As long as Alex didn’t steal any of her thunder, she’d probably tolerate him.
“I’m Marta,” she told him, with an accent he couldn’t quite place, but which was almost certainly Eastern European. He started to wonder how she’d ended up here but shunted that thought aside. It was no concern of his where she’d come from, or who she was.
“Alex.” He held out his hand, but she ignored it, staring at him imperiously.
“We will be sharing here. Don’t fuck with me, and I won’t fuck with you.”
“Understood.”
“I mean it. I know about you. I won’t cover for you, or protect you, like the last girl did.” She shot him a dark look to make sure her message had been received. It had. Loud and clear.
“I’m here to do my job. You’ll have no problems with me,” he told her quietly.
“See to it.” She turned back to her magazine.
He bit back the ten sarcastic retorts that immediately came to mind. He’d known this would be hard, but he couldn’t fall at the first hurdle.
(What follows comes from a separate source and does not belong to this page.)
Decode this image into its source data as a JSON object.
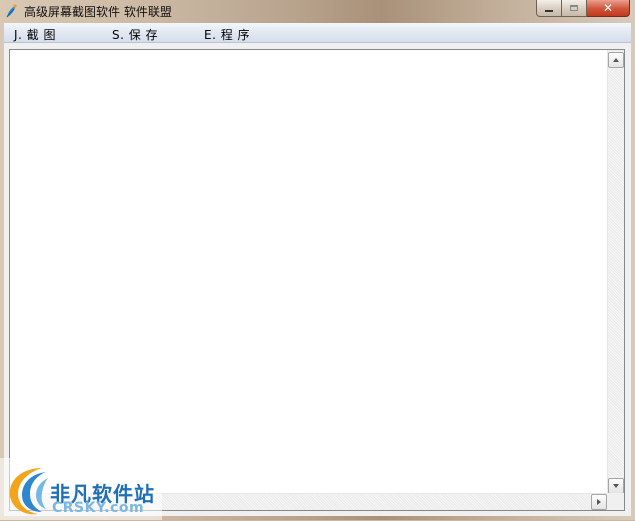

Gideon had trained him better than that.
“If you’ll excuse me, I must perform my yoga practice,” he said, keeping his tone emotionless.
“Unless I’m required elsewhere?” He glanced at Harris questioningly.
Would Tyler want to see him now? If not now, then when?
He shoved the thought aside. It would happen when it happened.
None of this was in his control. All he was responsible for was his own reactions and keeping them as neutral and elusive as possible.
Clearly, despite all his training, he still had a lot to learn on that subject.
“Nah, that’s it for the day. Knock yourself out.” Harris shrugged. “Must say, I thought you’d give us more trouble. Everyone told me you’re a right shit.”
“People change.” Alex gave what was becoming his signature distant smile, and then he escaped, gratefully, along the hallway to the gym.
Jack wasn’t there, so he had the place to himself.
He hummed his song desperately in his head as he launched himself into his first pose.
God, he needed this. The routine and structure of yoga, the repetition of his song.
To be back in this place again after all that had happened was a nightmare.
He felt trapped, hemmed in, and this time, with no possibility of escape – not now, not ever.
He fought down the claustrophobia that made him want to scream and shout his emotions to the world.
Make me a channel of your peace…
This place was so full of ghosts… Solange, Ted, Mick, Lorenzo, Chef… even Mason. He must be strong. He was strong. Ted had told him so, and Solange was relying on it.
The movements flowed easily, drummed into him from constant repetition, and slowly, surely, they calmed him, rooting him in his purpose.
He repeated his song over and over again in his head as he moved.
Tomorrow, he’d ask Jack if he could have a playlist for his workouts.
Surely that would be acceptable? If it was refused, he’d be indifferent.
If it was agreed, he’d offer polite but disinterested thanks.